The Taguchi Loss Function is important for a number of reasons. It helps engineers better understand the importance of designing for variation. It drives an improved understanding of the importance of Variation Management (a concept described in Breaking the Cost Barrier). Finally, It was important to describing the effects of changing variation on a system, which is a central characteristic of Lean Dynamics, a business management discipline focused on better understanding the impact of dynamic business conditions (such as sudden changes in demand seen during the 2008-2009 economic downturn) on loss, and thus on creating value.

* TRIZ -- is "a problem-solving, analysis and forecasting tool derived from the study of patterns of invention in the global patent literature" It was developed by Soviet engineer and researcher Genrich Altshuller and colleagues, beginning in 1946. In English the name is typically rendered as "the theory of inventive problem solving" and occasionally goes by the English acronym "TIPS". The approach identifies generalisable problems and borrows solutions from other fields. TRIZ practitioners aim to create an algorithmic approach to the invention of new systems, and the refinement of old systems.

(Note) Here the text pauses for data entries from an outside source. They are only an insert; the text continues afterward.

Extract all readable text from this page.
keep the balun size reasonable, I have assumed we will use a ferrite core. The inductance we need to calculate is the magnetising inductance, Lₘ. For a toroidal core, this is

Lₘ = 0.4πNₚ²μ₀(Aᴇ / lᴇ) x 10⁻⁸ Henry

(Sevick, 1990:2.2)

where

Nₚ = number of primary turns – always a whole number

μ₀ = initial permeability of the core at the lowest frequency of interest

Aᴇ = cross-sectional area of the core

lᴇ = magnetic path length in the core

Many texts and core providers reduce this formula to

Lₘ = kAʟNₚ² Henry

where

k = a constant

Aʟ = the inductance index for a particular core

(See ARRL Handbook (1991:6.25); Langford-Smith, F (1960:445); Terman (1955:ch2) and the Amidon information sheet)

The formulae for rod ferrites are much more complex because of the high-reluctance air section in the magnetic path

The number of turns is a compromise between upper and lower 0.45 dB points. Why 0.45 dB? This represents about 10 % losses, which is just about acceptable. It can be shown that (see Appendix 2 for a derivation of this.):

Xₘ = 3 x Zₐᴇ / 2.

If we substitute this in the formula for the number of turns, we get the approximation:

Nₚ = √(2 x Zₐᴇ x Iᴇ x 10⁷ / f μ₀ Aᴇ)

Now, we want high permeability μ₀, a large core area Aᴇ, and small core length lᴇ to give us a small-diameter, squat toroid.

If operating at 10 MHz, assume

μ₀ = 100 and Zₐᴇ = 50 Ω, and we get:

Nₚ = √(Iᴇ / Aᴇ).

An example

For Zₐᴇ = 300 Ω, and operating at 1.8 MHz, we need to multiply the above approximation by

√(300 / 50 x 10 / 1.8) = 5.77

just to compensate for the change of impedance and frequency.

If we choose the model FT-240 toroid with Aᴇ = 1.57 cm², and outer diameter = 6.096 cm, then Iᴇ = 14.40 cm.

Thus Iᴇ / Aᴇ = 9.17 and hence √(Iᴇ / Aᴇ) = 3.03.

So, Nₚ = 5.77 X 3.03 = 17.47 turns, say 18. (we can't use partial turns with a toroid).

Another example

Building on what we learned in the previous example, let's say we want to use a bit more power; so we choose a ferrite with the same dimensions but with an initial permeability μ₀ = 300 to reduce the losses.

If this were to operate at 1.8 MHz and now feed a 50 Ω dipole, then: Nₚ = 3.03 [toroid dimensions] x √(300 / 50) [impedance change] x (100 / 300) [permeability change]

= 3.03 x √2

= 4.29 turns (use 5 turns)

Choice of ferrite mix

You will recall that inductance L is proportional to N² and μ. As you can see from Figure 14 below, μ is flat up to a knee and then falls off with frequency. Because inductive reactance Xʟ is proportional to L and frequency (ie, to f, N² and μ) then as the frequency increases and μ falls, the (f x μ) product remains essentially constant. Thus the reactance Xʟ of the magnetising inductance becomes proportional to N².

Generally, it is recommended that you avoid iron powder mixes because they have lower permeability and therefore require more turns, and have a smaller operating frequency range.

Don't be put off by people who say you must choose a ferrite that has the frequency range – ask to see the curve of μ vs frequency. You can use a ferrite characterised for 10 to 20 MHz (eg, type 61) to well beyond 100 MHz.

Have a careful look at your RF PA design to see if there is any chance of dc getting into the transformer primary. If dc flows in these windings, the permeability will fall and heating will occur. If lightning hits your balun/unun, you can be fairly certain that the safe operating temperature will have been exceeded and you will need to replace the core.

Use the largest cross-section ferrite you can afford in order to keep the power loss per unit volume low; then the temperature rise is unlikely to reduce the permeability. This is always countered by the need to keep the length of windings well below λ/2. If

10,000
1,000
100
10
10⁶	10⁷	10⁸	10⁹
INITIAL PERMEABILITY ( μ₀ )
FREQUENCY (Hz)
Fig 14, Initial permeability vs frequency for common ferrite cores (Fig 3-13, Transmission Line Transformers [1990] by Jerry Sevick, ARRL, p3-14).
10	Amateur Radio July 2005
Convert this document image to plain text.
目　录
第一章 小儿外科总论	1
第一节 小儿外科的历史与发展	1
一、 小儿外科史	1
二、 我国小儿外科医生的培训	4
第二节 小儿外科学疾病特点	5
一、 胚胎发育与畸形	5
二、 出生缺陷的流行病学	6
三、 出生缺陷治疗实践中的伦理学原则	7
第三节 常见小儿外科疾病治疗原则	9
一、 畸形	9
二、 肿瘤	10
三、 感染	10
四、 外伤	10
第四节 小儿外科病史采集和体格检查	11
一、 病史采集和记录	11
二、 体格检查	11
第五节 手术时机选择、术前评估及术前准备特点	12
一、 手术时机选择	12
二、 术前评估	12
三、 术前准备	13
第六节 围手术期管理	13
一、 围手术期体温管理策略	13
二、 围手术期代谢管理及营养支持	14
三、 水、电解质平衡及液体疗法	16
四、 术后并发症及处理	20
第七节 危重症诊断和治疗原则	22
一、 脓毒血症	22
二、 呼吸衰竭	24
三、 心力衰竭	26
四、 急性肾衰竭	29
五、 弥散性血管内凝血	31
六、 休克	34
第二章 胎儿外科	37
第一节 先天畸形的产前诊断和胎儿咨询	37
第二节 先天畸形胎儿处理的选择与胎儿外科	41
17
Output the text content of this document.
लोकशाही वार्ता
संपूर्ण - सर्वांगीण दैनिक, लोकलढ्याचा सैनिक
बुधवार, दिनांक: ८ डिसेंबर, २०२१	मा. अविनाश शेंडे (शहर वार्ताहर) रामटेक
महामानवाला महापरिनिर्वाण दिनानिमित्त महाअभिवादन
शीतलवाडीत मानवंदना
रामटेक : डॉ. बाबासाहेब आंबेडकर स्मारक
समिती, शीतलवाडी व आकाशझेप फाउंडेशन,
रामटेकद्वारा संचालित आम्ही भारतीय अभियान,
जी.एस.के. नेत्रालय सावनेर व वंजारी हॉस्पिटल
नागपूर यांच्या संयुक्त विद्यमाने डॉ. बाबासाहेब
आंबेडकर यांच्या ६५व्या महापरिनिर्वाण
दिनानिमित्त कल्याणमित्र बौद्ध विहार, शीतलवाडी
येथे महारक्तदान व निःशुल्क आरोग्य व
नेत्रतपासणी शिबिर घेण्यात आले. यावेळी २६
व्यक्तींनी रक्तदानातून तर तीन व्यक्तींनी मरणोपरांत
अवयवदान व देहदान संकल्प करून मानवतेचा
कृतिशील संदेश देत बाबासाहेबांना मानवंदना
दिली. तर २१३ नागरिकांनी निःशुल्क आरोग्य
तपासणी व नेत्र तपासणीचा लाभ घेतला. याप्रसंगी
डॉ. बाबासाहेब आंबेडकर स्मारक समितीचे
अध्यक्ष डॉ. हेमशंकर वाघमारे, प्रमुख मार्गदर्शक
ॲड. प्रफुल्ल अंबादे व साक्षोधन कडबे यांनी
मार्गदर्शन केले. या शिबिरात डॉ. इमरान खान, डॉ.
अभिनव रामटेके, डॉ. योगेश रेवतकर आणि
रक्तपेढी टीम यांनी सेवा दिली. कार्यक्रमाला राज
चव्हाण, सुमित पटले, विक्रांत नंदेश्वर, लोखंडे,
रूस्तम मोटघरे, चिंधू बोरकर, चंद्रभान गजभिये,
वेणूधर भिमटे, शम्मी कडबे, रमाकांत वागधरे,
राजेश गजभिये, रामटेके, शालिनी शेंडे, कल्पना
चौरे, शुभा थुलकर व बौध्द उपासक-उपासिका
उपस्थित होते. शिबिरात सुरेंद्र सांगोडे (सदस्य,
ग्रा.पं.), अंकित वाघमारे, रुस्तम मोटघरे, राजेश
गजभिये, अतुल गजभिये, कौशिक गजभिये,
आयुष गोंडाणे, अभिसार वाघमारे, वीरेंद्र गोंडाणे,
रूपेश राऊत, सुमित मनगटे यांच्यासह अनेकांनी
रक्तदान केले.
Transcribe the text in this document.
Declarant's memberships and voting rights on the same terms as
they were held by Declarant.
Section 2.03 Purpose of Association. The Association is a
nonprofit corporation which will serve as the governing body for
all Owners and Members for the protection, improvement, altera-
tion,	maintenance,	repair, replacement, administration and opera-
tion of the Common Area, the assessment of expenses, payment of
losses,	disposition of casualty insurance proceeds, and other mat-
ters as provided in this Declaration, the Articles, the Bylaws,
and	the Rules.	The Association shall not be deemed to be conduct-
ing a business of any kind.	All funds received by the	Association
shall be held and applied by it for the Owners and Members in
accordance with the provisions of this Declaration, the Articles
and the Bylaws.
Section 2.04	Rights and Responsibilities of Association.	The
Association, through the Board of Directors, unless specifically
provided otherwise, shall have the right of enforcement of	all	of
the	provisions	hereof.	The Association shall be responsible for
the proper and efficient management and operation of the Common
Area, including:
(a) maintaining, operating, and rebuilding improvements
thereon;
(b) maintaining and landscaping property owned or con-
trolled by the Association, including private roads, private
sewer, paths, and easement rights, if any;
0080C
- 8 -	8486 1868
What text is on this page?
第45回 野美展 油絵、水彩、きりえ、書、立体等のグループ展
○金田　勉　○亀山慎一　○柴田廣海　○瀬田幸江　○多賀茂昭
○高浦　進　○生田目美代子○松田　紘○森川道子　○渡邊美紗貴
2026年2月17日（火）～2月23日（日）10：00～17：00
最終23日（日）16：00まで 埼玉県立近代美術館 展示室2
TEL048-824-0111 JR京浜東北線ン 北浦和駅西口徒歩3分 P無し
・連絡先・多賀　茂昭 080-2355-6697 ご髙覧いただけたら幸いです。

TRIZ is variously described as a methodology, tool set, knowledge base, and model-based technology for generating new ideas and solutions for problem solving. It is intended for application in problem formulation, system analysis, failure analysis, and patterns of system evolution.
The TRIZ process presents an algorithm for the analysis of problems in a technological system. The fundamental view is that almost all "inventions" are reiterations of previous discoveries already made in the same, or other, fields, and that problems can be reduced to contradictions between two elements. The goal of TRIZ analysis is to achieve a better solution than a mere trade-off between the two elements, and the belief is that the solution almost certainly already exists somewhere in the patent literature.